Following Thursday’s general election, the UK has the same prime minister, but a different government. The Conservative Party won an overall majority not only by withstanding Labour’s challenge, but also by vacuuming up most of the seats of their former coalition partners, the Liberal Democrats. Ed Davey, the Lib Dem Energy and Climate Secretary in the last government, lost his seat. David Cameron has not yet announced who will be in charge of energy policy next.
Before the 2010 general election, Cameron used the slogan ‘vote blue, go green’ (blue being the traditional colour of his Conservative party). Having won that election, but without an overall majority, he gave the Department of Energy and Climate Change (DECC) to the Lib Dems, but went there on his second day to promise that he would lead “the greenest government ever”. The coalition delivered a lot, tripling the UK’s installed renewable energy capacity in five years and legislating to prevent any new coal power stations without carbon capture and storage (CCS).
However, the prime minister has seemed in the last couple of years to lose interest in climate policy. When Labour started campaigning against energy price increases, he is alleged to have told his ministers to ‘cut the green crap’ (and his spokespeople never denied that he’d said this). Many Conservatives do not accept the link between carbon emissions and global warming. So were the coalition’s climate achievements due to the Lib Dems? Will Cameron, shorn of the coalition shackles, go all out for fossil fuel expansion and abandon any climate action? I don’t think that he will, for three reasons: the Conservative manifesto, Cameron’s own beliefs and the fact that there are some significant climate voices in the Tory party.

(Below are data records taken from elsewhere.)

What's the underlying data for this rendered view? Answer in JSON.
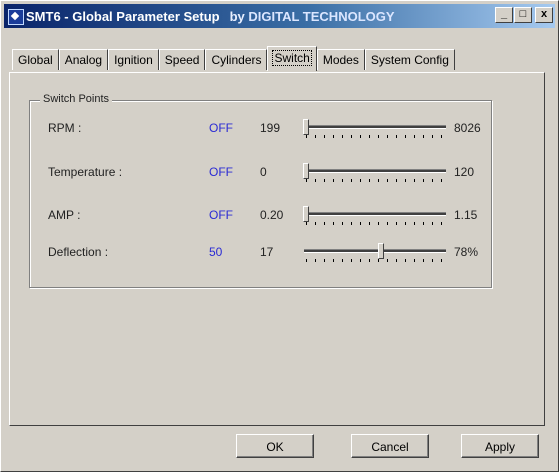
{
  "window": {
    "title": "SMT6 - Global Parameter Setup",
    "by": "by",
    "company": "DIGITAL TECHNOLOGY",
    "minimize": "_",
    "maximize": "□",
    "close": "x"
  },
  "tabs": [
    "Global",
    "Analog",
    "Ignition",
    "Speed",
    "Cylinders",
    "Switch",
    "Modes",
    "System Config"
  ],
  "active_tab": "Switch",
  "group": {
    "label": "Switch Points",
    "rows": [
      {
        "label": "RPM :",
        "status": "OFF",
        "min": "199",
        "max": "8026",
        "level": 0.0
      },
      {
        "label": "Temperature :",
        "status": "OFF",
        "min": "0",
        "max": "120",
        "level": 0.0
      },
      {
        "label": "AMP :",
        "status": "OFF",
        "min": "0.20",
        "max": "1.15",
        "level": 0.0
      },
      {
        "label": "Deflection :",
        "status": "50",
        "min": "17",
        "max": "78%",
        "level": 0.54
      }
    ]
  },
  "buttons": {
    "ok": "OK",
    "cancel": "Cancel",
    "apply": "Apply"
  }
}
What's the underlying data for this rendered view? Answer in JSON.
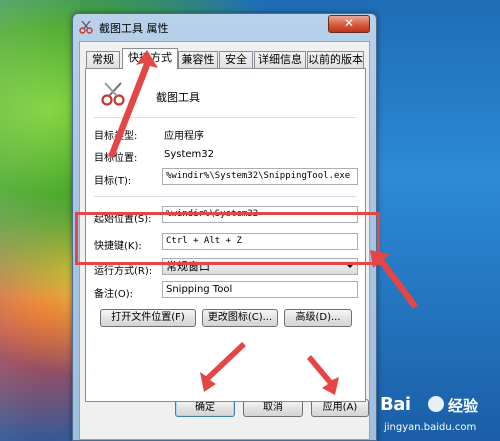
{
  "window": {
    "title": "截图工具 属性",
    "close_glyph": "✕"
  },
  "tabs": [
    {
      "label": "常规"
    },
    {
      "label": "快捷方式"
    },
    {
      "label": "兼容性"
    },
    {
      "label": "安全"
    },
    {
      "label": "详细信息"
    },
    {
      "label": "以前的版本"
    }
  ],
  "app": {
    "name": "截图工具",
    "icon": "scissors-icon"
  },
  "fields": {
    "target_type_label": "目标类型:",
    "target_type_value": "应用程序",
    "target_location_label": "目标位置:",
    "target_location_value": "System32",
    "target_label": "目标(T):",
    "target_value": "%windir%\\System32\\SnippingTool.exe",
    "start_in_label": "起始位置(S):",
    "start_in_value": "%windir%\\System32",
    "shortcut_key_label": "快捷键(K):",
    "shortcut_key_value": "Ctrl + Alt + Z",
    "run_label": "运行方式(R):",
    "run_value": "常规窗口",
    "comment_label": "备注(O):",
    "comment_value": "Snipping Tool"
  },
  "buttons": {
    "open_location": "打开文件位置(F)",
    "change_icon": "更改图标(C)...",
    "advanced": "高级(D)...",
    "ok": "确定",
    "cancel": "取消",
    "apply": "应用(A)"
  },
  "annotation": {
    "highlight_color": "#e44646",
    "arrow_color": "#e44646"
  },
  "watermark": {
    "logo": "Bai",
    "brand": "经验",
    "url": "jingyan.baidu.com"
  }
}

The Tory manifesto does not propose major changes in energy policy. It promises to continue with a diverse approach to decarbonisation, including new nuclear, fracking, offshore wind and tidal power. It cites the trebling of renewable energy capacity as an achievement of the coalition government in the last 5 years, promises to commit £1billion to carbon capture and storage, to continue to support the UK Climate Change Act and to push for a strong global climate deal in Paris later this year: “one that keeps the goal of limiting global warming to two-degrees firmly in reach”. However, the manifesto also says that a Conservative government will end all financial support for onshore wind, which is very unpopular with many local activists. This approach will make renewable expansion more expensive, because onshore wind is the cheapest available option at present. So it will be bad for those in fuel poverty, because the government will continue to raise most of the subsidy via fuel bills rather than taxes.

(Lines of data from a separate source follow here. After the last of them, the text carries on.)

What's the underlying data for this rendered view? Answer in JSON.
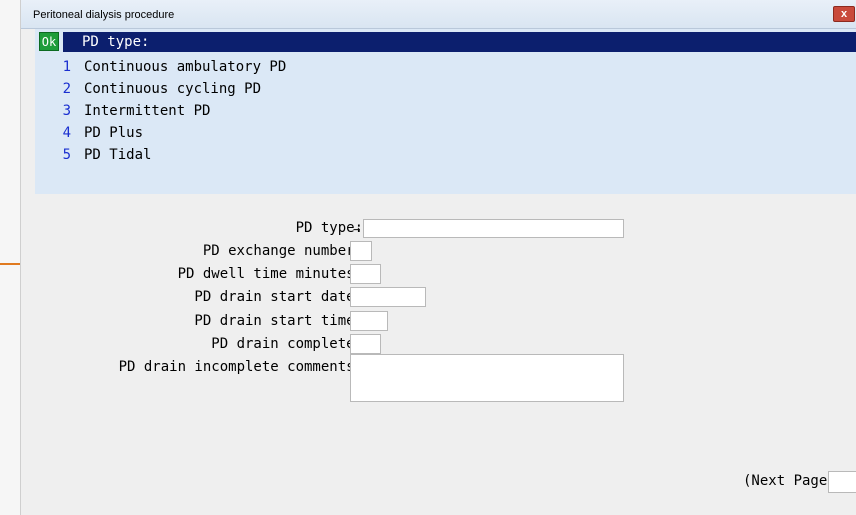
{
  "window": {
    "title": "Peritoneal dialysis procedure",
    "close_label": "x"
  },
  "list": {
    "ok_label": "Ok",
    "header": "PD type:",
    "items": [
      {
        "num": "1",
        "label": "Continuous ambulatory PD"
      },
      {
        "num": "2",
        "label": "Continuous cycling PD"
      },
      {
        "num": "3",
        "label": "Intermittent PD"
      },
      {
        "num": "4",
        "label": "PD Plus"
      },
      {
        "num": "5",
        "label": "PD Tidal"
      }
    ]
  },
  "form": {
    "pd_type_label": "PD type:",
    "pd_type_value": "",
    "arrow": "→",
    "exchange_label": "PD exchange number:",
    "dwell_label": "PD dwell time minutes:",
    "drain_date_label": "PD drain start date:",
    "drain_time_label": "PD drain start time:",
    "drain_complete_label": "PD drain complete:",
    "incomplete_comments_label": "PD drain incomplete comments:"
  },
  "footer": {
    "next_page_label": "(Next Page)"
  },
  "colors": {
    "header_bg": "#0c1f6e",
    "ok_bg": "#1f9d3a",
    "list_bg": "#dbe8f6",
    "option_number": "#1a2fd0",
    "marker": "#e07a1f"
  }
}
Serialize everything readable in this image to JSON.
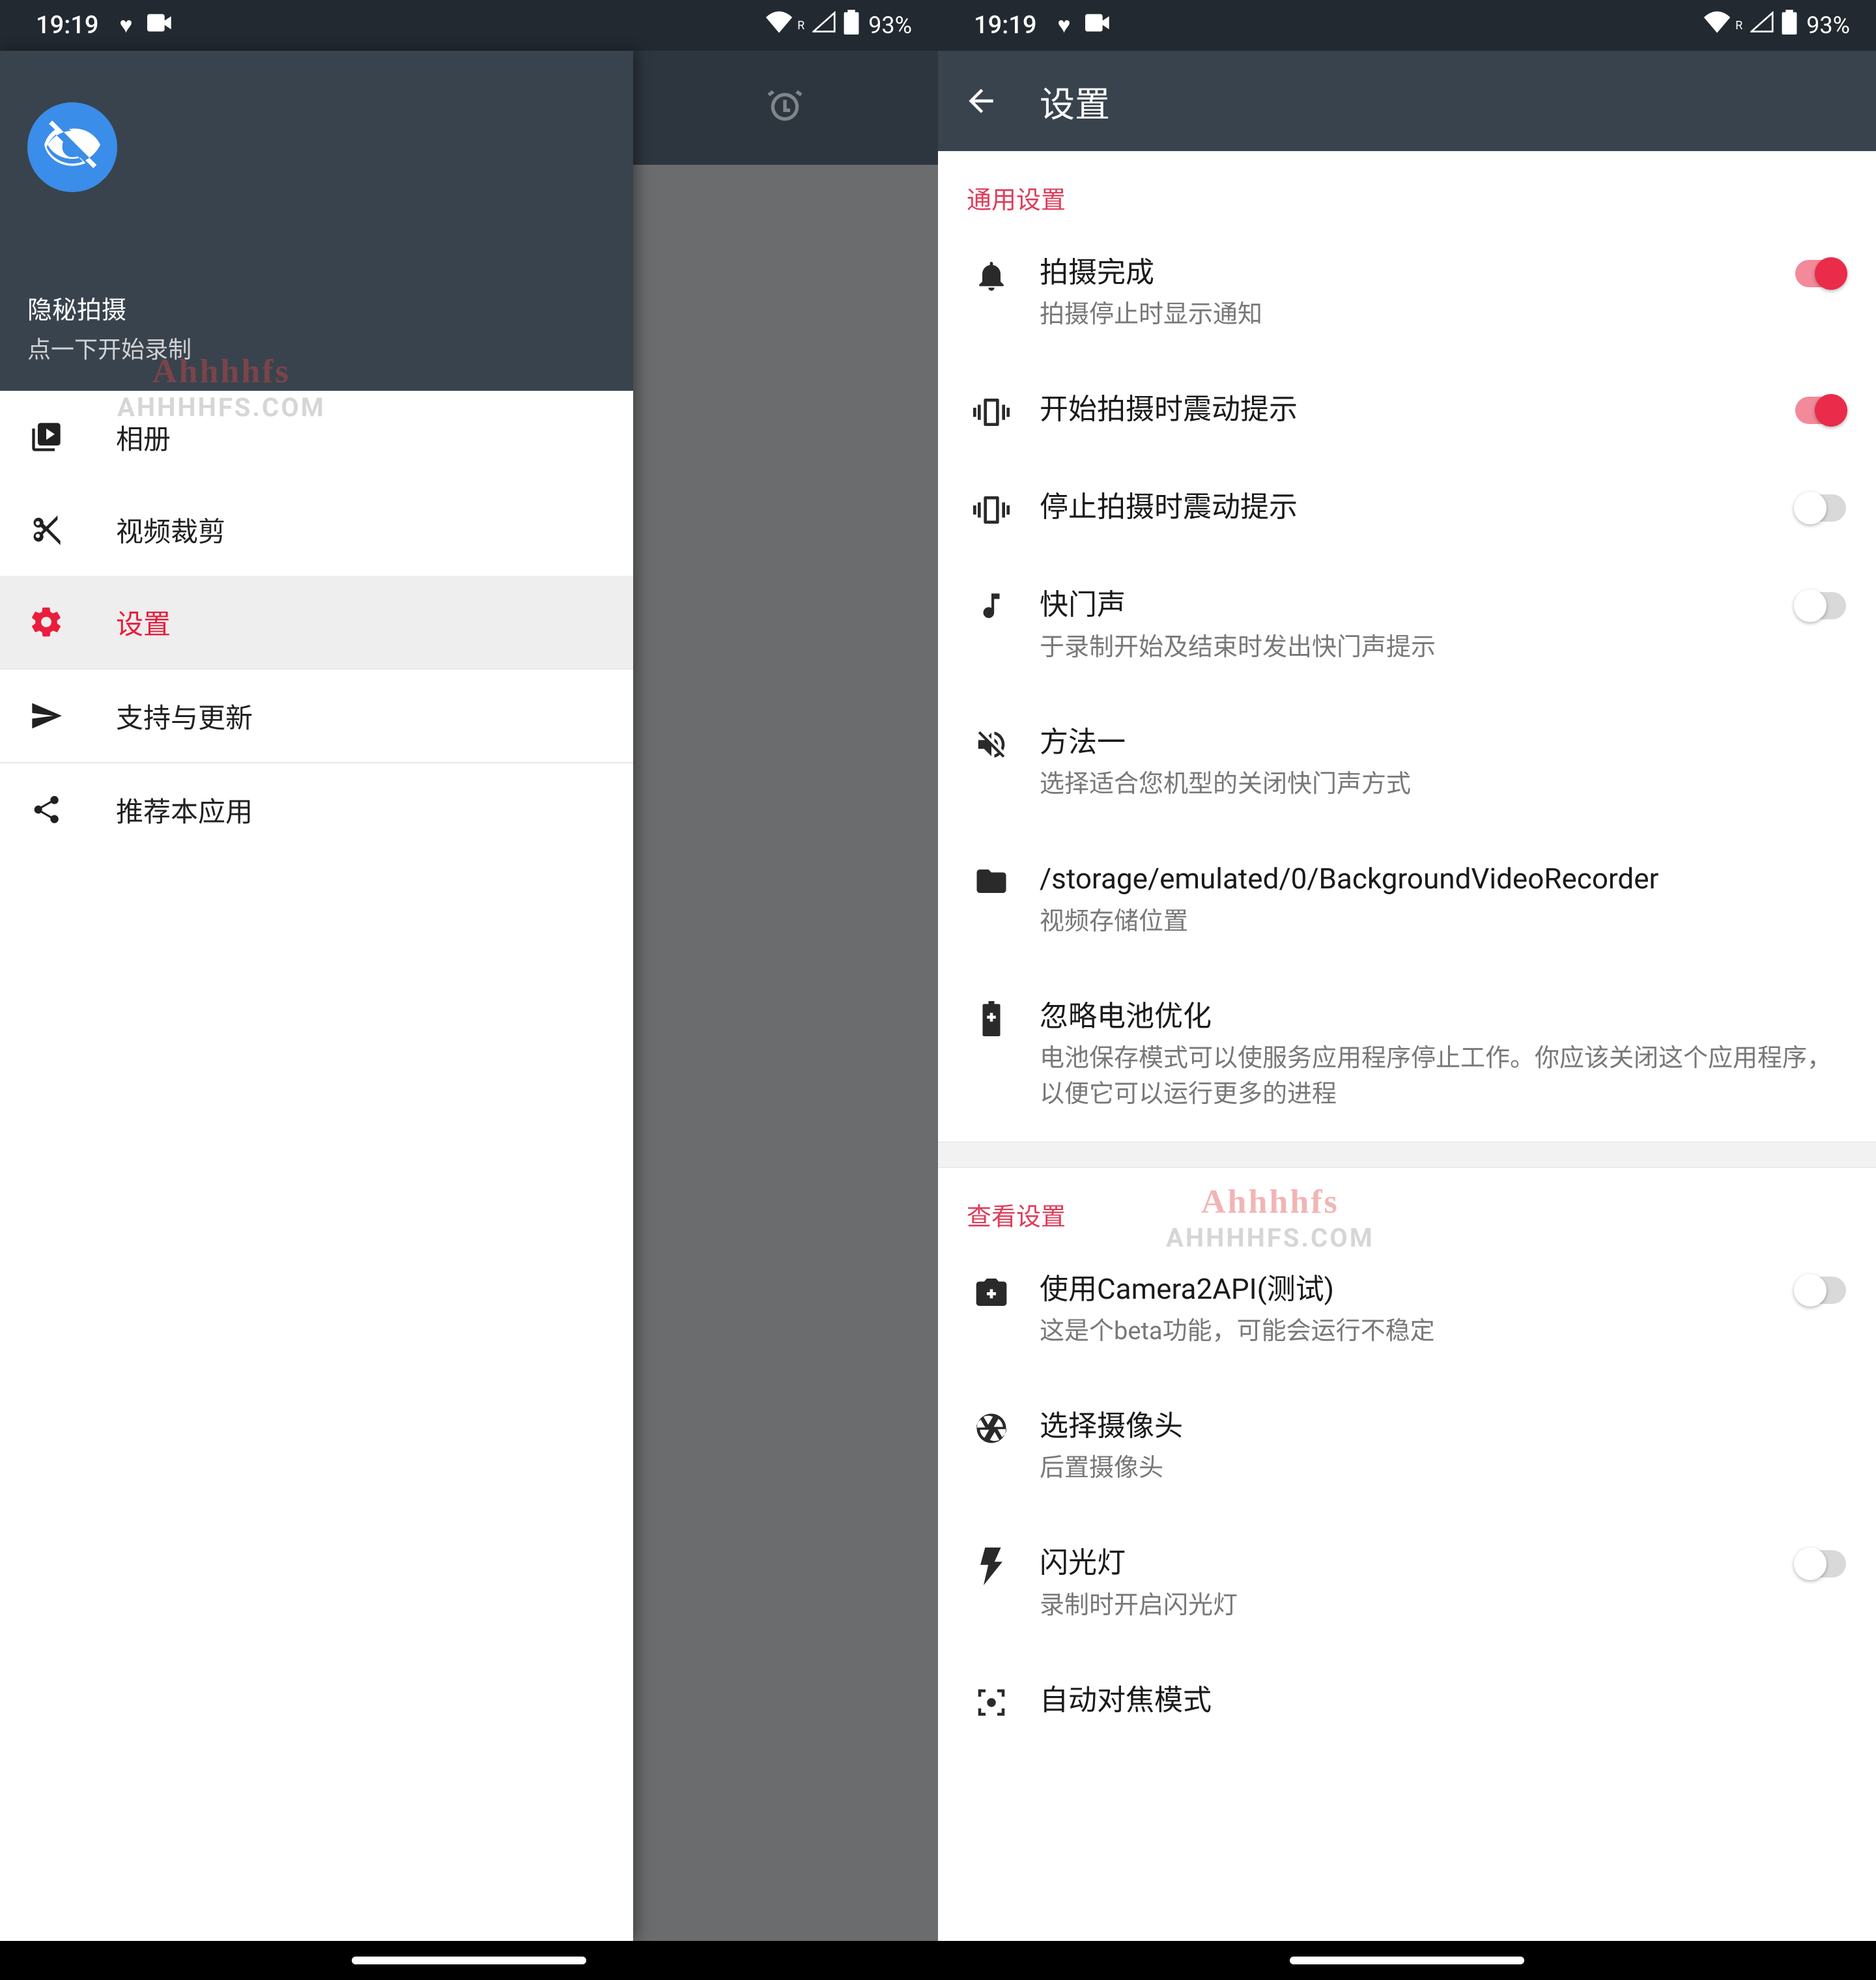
{
  "status": {
    "time": "19:19",
    "battery_pct": "93%"
  },
  "left": {
    "drawer": {
      "title": "隐秘拍摄",
      "subtitle": "点一下开始录制",
      "items": [
        {
          "label": "相册"
        },
        {
          "label": "视频裁剪"
        },
        {
          "label": "设置"
        },
        {
          "label": "支持与更新"
        },
        {
          "label": "推荐本应用"
        }
      ]
    }
  },
  "right": {
    "appbar_title": "设置",
    "sections": {
      "general_header": "通用设置",
      "view_header": "查看设置"
    },
    "rows": {
      "done": {
        "title": "拍摄完成",
        "sub": "拍摄停止时显示通知"
      },
      "vibe_start": {
        "title": "开始拍摄时震动提示"
      },
      "vibe_stop": {
        "title": "停止拍摄时震动提示"
      },
      "shutter": {
        "title": "快门声",
        "sub": "于录制开始及结束时发出快门声提示"
      },
      "method": {
        "title": "方法一",
        "sub": "选择适合您机型的关闭快门声方式"
      },
      "storage": {
        "title": "/storage/emulated/0/BackgroundVideoRecorder",
        "sub": "视频存储位置"
      },
      "battery": {
        "title": "忽略电池优化",
        "sub": "电池保存模式可以使服务应用程序停止工作。你应该关闭这个应用程序，以便它可以运行更多的进程"
      },
      "camera2": {
        "title": "使用Camera2API(测试)",
        "sub": "这是个beta功能，可能会运行不稳定"
      },
      "choose_cam": {
        "title": "选择摄像头",
        "sub": "后置摄像头"
      },
      "flash": {
        "title": "闪光灯",
        "sub": "录制时开启闪光灯"
      },
      "autofocus": {
        "title": "自动对焦模式",
        "sub": ""
      }
    }
  },
  "watermark": {
    "top": "Ahhhhfs",
    "bottom": "AHHHHFS.COM"
  }
}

Lib Dem absence will weaken UK policy on coal. Their manifesto promised a law that electricity should all be from low-carbon sources by 2030, and a goal to shut all unabated coal by 2025. Labour also promised the 2030 law, though without the earlier closure for old coal. The Tories have not committed to closing unabated coal; indeed the coalition is giving old coal new subsidies under the Capacity Market, a fact which senior Lib Dems openly blame on the Conservaties. This is highly ironic. Coal miners brought down Edward Heath’s Tory government in 1974, and tried to bring down Margaret Thatcher’s, but it is now the Tories who want to keep the coal fires burning.

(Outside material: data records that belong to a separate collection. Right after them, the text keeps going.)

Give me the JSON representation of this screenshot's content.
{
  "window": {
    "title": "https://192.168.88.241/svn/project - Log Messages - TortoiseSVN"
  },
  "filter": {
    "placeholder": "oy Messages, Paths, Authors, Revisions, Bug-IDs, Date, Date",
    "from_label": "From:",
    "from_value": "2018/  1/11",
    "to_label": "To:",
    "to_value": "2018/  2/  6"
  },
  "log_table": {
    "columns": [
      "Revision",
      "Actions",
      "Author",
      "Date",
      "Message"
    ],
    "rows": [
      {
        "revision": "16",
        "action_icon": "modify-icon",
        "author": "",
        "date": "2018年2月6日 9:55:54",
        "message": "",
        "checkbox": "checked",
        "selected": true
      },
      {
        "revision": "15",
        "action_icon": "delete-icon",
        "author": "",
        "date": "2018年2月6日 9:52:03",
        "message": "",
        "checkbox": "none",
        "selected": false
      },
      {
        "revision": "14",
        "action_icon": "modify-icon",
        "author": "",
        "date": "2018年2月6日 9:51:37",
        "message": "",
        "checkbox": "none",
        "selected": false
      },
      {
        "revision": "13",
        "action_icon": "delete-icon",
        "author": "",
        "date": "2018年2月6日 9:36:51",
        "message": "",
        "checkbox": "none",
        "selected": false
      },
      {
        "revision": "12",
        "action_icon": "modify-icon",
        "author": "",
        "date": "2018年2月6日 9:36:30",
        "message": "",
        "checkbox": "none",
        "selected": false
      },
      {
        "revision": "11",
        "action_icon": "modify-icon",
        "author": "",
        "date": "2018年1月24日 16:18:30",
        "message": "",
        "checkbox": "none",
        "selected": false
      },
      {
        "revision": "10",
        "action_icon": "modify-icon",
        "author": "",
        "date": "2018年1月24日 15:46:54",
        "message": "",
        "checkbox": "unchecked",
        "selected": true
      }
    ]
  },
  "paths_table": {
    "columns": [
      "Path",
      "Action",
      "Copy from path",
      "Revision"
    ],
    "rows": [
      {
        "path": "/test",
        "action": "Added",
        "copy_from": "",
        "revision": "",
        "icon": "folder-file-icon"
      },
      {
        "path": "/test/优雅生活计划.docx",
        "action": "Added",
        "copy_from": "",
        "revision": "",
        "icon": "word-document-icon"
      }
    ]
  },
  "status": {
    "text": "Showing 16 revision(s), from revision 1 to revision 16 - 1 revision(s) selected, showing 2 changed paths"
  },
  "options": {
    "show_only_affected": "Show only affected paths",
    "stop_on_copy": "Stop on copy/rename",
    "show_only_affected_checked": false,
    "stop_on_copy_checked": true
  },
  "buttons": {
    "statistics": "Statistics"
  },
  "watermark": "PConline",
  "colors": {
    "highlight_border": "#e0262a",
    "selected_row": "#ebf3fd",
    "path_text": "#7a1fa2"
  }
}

On a more positive note, the Conservative manifesto is strong on conservation. It states that we should be “the first generation to leave the natural environment in a better state than that in which we found it” and promises to protect our “green and pleasant land”. Cameron knows a lot about the natural environment. I have only met him once – when I was running Greenpeace UK and he met with the heads of green NGOs. He came in and made some sensible introductory remarks, without notes as he always did in opposition. I thought that perhaps he had just been well-briefed and had a good memory. But he then engaged in a substantial conversation with us, and really knew his stuff on conservation. I was impressed, and so – more significantly – were my colleagues from conservation groups. These groups are not always helpful on climate policy: they often oppose wind farms, for example. But, in the UK at least, they accept that the greatest threat to wildlife and to landscape protection is uncontrolled climate change. That is why the RSPB (Royal Society for the Protection of Birds) has said that most wind farms should be supported.
The Lib Dems deserve most of the credit for progress on energy policy between 2010 and 2015. But it was a coalition, so the Tories deserve some credit too. Conservative Greg Barker was an energy minister for four years (unusual longevity in that post in Britain), and successfully championed community energy – an approach on which the UK has much to learn from many other countries, notably Germany and Denmark. Barker stood down from parliament, but is now advising London mayor Boris Johnson on sustainable development, so well placed to help community energy expand in the capital.
Before 2010 Greg Clark was shadow energy and climate secretary; in the coalition he was a senior minister but not in the cabinet. He is a serious and effective politician who cares about climate action. He is also, unusually for a politician, quite modest – accepting that he has things to learn. Meanwhile John Gummer, Environment Secretary in the last majority Conservative government (1992-97), is now chairman of the Committee on Climate Change, with the role of advising governments on future carbon budgets. Gummer has become an impressive climate champion.
It is not that unusual for a Conservative to take climate change seriously. What is more unusual about Gummer is that he is a pro-EU Tory. The UK will now have an ‘in-out’ referendum on the EU before the end of 2017. This will dominate UK politics until then, just as the Maastricht Treaty dominated the government of John Major from 1992 to 1997.
Indeed 2015 seems eerily reminiscent of 1992. The opinion polls in 1992 suggested a close election and a possible Labour government. Instead, we had a Conservative government with a small majority. Anti-EU Tory MPs, including some ministers (or bastards, to use Major’s own description of them) played havoc with the government’s attempts to ratify Maastricht. Cameron will have similar problems on Europe. He said during the election campaign that he would not seek a third term as prime minister. So other senior Conservatives will spend much of their time and effort seeking to succeed him. And saying anything even vaguely supportive of ‘Brussels bureaucrats’ would not enhance their prospects of success. Many Conservatives accept privately that the EU has a legitimate role to play in climate and energy policies; they just don’t like to say so publicly. So any UK engagement in the energy union looks less likely this week than it did last week.